Saturday, May 29, 2010

First Chapter Samples

Jenn here.

It has been suggested that I upload my first prologue and chapter as a sample for readers on my blog and website where I offer signed copies for purchase. I plan to do this either Sunday afternoon or Monday.

In the meantime, I wanted to get other people's experience. Do you ever read those sample chapters? Do they tempt you to buy the book or make you rethink about buying a book?

A couple of years ago there was the huge issue of not uploading anything as a sample, especially if it is unpublished. However, now that my book is published in print and on the Kindle, it seems fitting to upload a sample chapter. It may help sells.

Should unpublished writers wait until their manuscript is published or do you think it might help them sell to a publisher or gain an agent's eye?

What are your thoughts?


  1. Hi Jenn:

    There is a saying in marketing that ‘free samples’ are the best way to sell a good product or kill a bad product.

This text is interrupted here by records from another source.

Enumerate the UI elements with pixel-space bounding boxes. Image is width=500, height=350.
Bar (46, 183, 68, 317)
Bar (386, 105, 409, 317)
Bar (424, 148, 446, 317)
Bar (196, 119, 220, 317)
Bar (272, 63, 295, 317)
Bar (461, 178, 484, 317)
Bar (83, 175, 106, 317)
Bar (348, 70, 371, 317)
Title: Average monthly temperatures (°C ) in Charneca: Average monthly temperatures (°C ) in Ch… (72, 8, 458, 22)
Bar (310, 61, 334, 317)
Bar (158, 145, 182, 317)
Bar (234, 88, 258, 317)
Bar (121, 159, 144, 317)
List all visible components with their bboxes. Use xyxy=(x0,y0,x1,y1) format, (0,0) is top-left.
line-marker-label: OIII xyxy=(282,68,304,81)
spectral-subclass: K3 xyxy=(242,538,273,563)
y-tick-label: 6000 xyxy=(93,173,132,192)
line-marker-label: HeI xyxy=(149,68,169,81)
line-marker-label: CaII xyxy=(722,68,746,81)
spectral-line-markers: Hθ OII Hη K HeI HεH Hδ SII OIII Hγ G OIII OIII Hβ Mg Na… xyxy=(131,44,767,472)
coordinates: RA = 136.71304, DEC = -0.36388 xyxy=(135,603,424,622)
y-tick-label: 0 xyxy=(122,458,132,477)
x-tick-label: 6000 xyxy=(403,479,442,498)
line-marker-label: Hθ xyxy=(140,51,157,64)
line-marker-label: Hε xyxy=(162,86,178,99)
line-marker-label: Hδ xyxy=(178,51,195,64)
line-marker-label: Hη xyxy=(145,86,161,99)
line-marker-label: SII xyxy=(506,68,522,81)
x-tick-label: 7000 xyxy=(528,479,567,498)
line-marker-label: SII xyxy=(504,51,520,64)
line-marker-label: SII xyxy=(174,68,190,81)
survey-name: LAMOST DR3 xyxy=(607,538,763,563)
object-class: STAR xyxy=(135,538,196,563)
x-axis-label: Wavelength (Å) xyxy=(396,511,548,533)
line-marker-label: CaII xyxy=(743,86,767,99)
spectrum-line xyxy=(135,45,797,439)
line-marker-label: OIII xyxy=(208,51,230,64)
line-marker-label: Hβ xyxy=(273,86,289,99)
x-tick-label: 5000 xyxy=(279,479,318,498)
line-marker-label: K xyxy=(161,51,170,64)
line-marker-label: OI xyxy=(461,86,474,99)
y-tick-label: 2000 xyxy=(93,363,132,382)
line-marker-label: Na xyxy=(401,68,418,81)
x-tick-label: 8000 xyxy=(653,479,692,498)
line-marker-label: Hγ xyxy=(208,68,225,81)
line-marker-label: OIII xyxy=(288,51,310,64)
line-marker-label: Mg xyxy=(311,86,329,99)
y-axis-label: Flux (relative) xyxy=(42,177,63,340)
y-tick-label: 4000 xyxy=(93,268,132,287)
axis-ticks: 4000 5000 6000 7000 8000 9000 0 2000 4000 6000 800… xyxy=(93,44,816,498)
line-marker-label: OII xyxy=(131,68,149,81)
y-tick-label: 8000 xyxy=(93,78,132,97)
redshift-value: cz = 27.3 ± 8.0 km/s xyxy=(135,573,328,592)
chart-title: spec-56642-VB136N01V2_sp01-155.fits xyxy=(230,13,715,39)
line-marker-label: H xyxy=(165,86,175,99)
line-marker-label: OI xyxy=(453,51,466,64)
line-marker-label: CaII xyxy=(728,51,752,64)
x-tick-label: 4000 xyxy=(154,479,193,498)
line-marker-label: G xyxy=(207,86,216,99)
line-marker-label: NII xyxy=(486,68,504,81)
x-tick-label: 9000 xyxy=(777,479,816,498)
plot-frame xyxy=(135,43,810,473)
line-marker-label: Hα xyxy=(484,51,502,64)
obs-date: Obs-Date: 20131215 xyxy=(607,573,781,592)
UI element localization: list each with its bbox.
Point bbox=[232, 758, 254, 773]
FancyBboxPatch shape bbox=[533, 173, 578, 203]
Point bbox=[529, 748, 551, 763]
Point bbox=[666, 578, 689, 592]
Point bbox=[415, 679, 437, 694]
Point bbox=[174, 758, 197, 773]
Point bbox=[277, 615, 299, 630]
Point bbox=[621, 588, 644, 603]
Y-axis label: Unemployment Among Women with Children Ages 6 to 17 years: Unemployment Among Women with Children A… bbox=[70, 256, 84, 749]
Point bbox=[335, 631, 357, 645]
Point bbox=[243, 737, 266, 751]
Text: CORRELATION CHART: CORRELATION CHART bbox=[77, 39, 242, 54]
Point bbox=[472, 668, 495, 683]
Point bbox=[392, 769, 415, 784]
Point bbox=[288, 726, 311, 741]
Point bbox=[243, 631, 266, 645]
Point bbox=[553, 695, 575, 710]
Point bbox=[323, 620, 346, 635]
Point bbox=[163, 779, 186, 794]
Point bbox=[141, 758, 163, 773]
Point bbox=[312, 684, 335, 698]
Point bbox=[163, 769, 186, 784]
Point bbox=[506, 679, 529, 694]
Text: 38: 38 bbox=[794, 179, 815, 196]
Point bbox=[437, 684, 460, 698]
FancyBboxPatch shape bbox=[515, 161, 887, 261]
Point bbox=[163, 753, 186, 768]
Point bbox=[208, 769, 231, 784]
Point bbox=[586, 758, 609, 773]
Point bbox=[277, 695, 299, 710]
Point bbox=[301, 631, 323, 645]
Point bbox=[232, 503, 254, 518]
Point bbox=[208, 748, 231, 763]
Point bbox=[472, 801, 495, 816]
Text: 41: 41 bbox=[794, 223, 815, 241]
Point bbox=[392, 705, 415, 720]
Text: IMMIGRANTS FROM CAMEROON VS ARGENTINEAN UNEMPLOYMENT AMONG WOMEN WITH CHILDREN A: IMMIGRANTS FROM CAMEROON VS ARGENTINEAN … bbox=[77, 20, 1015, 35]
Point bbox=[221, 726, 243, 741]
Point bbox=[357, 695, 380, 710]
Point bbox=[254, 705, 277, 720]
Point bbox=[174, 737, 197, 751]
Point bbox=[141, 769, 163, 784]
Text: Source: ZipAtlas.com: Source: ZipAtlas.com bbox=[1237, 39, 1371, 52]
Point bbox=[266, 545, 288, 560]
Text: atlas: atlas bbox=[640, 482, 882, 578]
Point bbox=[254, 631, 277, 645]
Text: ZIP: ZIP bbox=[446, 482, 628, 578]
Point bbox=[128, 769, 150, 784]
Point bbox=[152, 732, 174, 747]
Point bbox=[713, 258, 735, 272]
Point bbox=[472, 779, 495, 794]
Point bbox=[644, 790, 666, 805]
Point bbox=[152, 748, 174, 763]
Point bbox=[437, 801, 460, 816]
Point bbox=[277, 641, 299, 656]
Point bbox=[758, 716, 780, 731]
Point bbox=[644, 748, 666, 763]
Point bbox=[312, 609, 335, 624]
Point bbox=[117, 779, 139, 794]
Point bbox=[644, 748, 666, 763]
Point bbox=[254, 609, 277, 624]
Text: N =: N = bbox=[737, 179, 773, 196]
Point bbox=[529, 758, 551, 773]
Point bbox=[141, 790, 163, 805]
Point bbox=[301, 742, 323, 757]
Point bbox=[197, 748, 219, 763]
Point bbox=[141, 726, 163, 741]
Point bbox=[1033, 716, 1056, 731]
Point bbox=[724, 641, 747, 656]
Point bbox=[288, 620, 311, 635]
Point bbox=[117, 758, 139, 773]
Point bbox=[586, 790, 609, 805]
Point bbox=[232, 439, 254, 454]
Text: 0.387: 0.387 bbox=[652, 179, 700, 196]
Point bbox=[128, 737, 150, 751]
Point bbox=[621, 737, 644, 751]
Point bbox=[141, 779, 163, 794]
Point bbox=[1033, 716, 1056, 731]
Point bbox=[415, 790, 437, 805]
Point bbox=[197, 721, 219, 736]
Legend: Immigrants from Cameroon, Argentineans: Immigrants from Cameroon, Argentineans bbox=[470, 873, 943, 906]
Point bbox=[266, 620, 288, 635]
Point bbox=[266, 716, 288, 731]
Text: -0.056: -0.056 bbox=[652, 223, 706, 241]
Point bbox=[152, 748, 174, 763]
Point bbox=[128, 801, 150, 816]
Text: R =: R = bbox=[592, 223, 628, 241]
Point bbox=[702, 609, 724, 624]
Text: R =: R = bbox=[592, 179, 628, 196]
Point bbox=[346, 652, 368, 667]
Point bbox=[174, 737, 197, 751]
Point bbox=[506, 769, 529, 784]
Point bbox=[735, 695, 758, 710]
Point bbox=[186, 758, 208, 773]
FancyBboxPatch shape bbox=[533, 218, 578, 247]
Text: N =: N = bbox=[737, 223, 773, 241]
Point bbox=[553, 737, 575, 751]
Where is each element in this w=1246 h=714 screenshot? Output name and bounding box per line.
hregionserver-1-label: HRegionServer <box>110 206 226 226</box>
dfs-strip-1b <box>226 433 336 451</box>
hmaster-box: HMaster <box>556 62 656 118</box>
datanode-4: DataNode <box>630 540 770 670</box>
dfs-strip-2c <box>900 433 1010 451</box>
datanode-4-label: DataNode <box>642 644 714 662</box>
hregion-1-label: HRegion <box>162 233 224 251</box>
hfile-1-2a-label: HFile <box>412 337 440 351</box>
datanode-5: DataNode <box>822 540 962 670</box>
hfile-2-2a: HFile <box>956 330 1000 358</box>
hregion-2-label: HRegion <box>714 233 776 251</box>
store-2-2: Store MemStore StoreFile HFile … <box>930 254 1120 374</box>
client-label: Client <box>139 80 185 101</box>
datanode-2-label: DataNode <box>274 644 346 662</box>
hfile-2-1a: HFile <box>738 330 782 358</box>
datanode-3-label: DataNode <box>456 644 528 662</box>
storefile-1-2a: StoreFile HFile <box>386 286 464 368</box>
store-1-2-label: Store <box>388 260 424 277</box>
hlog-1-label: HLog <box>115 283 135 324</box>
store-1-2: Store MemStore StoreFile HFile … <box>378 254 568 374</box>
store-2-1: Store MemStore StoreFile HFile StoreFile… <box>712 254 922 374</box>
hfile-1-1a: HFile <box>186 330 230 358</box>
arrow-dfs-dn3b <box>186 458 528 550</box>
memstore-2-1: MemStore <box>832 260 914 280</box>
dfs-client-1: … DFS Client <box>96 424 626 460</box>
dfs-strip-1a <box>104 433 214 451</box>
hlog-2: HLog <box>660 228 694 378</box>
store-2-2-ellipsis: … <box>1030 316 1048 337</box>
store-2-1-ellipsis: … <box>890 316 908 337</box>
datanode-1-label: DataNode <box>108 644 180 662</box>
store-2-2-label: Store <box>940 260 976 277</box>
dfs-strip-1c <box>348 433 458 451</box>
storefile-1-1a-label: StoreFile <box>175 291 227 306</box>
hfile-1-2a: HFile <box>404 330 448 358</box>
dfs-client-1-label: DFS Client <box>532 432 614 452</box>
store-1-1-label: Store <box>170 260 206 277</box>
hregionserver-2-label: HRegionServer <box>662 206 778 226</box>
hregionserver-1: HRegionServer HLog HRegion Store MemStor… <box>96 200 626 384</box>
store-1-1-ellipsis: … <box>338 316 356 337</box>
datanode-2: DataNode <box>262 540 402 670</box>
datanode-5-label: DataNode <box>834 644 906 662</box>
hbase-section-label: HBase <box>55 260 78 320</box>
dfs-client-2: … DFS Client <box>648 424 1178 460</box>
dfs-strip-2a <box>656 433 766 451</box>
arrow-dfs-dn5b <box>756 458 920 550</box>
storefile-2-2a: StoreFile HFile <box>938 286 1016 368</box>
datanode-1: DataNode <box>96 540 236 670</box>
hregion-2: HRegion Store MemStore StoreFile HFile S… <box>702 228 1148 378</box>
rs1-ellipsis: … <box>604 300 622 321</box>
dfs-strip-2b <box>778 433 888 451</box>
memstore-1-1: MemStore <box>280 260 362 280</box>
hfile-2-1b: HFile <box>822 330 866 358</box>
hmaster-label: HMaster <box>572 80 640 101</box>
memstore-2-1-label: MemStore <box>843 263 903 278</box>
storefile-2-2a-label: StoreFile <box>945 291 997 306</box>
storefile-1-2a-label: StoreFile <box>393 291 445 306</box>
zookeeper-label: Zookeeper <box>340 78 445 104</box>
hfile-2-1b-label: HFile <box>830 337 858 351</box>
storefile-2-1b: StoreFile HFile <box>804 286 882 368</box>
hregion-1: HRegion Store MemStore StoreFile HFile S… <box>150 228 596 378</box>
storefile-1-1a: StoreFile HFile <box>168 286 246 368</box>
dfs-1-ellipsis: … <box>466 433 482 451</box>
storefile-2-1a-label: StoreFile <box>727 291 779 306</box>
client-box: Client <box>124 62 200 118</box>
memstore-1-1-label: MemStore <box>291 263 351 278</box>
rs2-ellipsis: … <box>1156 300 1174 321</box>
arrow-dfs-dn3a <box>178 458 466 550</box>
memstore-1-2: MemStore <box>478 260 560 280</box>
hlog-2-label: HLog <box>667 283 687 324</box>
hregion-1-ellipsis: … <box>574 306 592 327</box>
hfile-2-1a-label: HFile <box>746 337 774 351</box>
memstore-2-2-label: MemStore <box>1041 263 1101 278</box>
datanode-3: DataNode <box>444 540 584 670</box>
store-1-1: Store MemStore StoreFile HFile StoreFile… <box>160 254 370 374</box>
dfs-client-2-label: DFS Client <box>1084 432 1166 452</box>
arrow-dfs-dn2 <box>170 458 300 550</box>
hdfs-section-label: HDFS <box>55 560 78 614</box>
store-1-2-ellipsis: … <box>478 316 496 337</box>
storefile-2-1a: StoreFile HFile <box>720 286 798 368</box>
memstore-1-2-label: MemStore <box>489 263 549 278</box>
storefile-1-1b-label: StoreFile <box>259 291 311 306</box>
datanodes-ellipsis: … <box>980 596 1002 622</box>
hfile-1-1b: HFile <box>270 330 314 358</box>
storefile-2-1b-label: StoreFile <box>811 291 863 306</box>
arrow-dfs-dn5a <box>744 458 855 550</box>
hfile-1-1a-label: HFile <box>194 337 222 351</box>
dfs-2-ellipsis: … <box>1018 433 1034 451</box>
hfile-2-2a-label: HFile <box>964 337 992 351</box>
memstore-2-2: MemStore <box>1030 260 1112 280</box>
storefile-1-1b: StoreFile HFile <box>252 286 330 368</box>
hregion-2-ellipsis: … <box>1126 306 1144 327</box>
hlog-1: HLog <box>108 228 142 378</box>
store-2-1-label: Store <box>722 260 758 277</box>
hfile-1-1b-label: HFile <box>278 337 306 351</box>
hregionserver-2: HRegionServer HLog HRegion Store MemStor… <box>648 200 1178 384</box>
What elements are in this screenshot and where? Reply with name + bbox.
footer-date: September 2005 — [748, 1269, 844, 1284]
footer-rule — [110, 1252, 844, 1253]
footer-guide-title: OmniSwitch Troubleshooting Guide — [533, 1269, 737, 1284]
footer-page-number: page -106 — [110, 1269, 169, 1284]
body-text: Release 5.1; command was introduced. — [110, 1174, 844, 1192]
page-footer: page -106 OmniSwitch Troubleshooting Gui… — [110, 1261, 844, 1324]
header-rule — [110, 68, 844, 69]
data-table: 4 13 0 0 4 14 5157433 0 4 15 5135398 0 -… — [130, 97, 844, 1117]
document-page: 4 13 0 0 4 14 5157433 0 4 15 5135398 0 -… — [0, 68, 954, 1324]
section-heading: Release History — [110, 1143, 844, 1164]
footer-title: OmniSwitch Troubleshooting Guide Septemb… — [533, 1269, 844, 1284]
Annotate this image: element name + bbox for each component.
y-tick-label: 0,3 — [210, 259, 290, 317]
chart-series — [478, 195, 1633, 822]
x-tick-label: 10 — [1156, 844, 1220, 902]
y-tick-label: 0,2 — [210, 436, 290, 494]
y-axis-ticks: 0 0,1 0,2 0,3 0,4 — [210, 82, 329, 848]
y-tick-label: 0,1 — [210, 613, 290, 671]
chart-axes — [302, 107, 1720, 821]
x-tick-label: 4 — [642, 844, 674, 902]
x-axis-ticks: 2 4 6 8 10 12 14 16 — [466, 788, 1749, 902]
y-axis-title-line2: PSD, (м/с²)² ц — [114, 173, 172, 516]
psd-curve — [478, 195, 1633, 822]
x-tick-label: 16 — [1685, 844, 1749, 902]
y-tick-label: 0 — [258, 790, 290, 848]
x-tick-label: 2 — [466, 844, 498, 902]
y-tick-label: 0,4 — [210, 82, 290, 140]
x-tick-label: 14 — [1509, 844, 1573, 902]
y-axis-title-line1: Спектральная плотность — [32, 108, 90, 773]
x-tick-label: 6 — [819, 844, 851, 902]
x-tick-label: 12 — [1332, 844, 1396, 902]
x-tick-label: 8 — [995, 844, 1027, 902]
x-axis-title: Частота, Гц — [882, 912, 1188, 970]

    Unfortunately, too many aspiring authors think their work is a whole lot better than it really is. Their free samples can only harm them.

    I suggest waiting until the book is published and professionally edited before providing samples. The exception is a highly polished contest winner. (And I mean a contest that had a great many entries).

    I have bought one book based on a sample chapter because the author did something extremely well and I wanted to see more of her technique. I have also been turned-off by some sample chapters.

    Summary: most unpublished authors should not post samples. Published authors should publish a few pages only! A full chapter is not needed to determine the quality of the writing. Personally, I think giving away a full chapter, unless it is very short, makes the author look a little desperate.

    Also, the longer the sample, the more likely a reader will give up on it and rule it out as a purchase. Remember: a reader of a sample did not buy it and has nothing but her time invested in it. A reader who bought the book will stay with it much longer giving the book a proper chance to 'click' with that reader. I think 800 words is plenty.



    P.S. Did you know that “P.S’s” have an 80% readership in direct mail pieces?

    P.P.S. I have a marketing question for you that no one seems to get. Don’t you think it would be a powerful marketing piece to take a picture of Cara Lynn James holding her book Love on a Dime in her hand in the exact same pose as the heroine is holding the dime novel on the cover art? This would be like one of those photos of a reflection between two mirrors that has a picture within a picture into infinity. If done right I think this would win an award and be a great poster at book signing and conventions. What do you think as a marketing person?

  2. Jenn, personally, I would never post a sample of something before it's published. I think there's too much risk involved. Plus, like Vince said, it might not actually be ready for public consumption. :)

    But I say YES to post a little teaser for readers once it's published. E-harlequin has started posting "Browse the book" so readers can get a taste of the book. (See the side bar where I have a link to mine.) And I just checked, and it's the whole first chapter that's posted. I imagine Harlequin marketing has a lot of knowledge of what works and what doesn't. Apparently, a first chapter is nice way to hook the reader (assuming you end the chapter on a great hook!) :)

    Harlequin also sends out first chapter booklets to entice readers to ask for a free copy of the whole book and to subscribe to the book club. I was blessed to be part of that with my June book last year. It seems to have had a great response. I heard from a lot of readers who loved that first chapter and joined to get the book. (I also heard from several who saved the booklet but had misplaced the rest of the paperwork and wanted to find out how to get the book and join the club!) :)

    So, all in all, I think a taste of a book is a great way to get a sale. It also shows how important that first chapter is! Our editors keep telling us that, too.

  3. I usually don't read sample chapters because for me it's like watching the beginning of a movie and not getting to see the entire thing. It bugs me when I can't immediately get to the end of the story, especially if I like what I've read. From the marketing standpoint for a published author, however, I can see the value in it. Not every one feels the way I do about sample chapters.

  4. I wonder if anyone has ever caught an editor or agent's eye through their own website? It would be interesting to do a poll on that.

    I really loved Vince's idea for Cara Lynn's photo to mirror her book cover! I would love to see her do that.

  5. Vince,

    I think your mirror image would be a very excellent marketing tool! You have some wonderful ideas. Keep them coming!

    Thanks for your input on the sample chapter. You have some excellent points about waiting until one is published.

  6. Missy, Thanks for the feedback. My publisher is offering the first chapter of Highland Blessings on their website as well as a free Kindle download on Amazon in the Kindle store. I'm going to add it to my website and blog for the very same reason since I'm selling signed copies directly from my website.

  7. Dianna, I can see your point, which is exactly what booksellers are trying to achieve--to aggravate you until you buy it!

    Eva Maria, I've heard of some agents and editors finding a manuscript they were interested in seeing, but I think it is like 1%. They have such huge slush piles, they don't typically go Internet surfing for more material to read.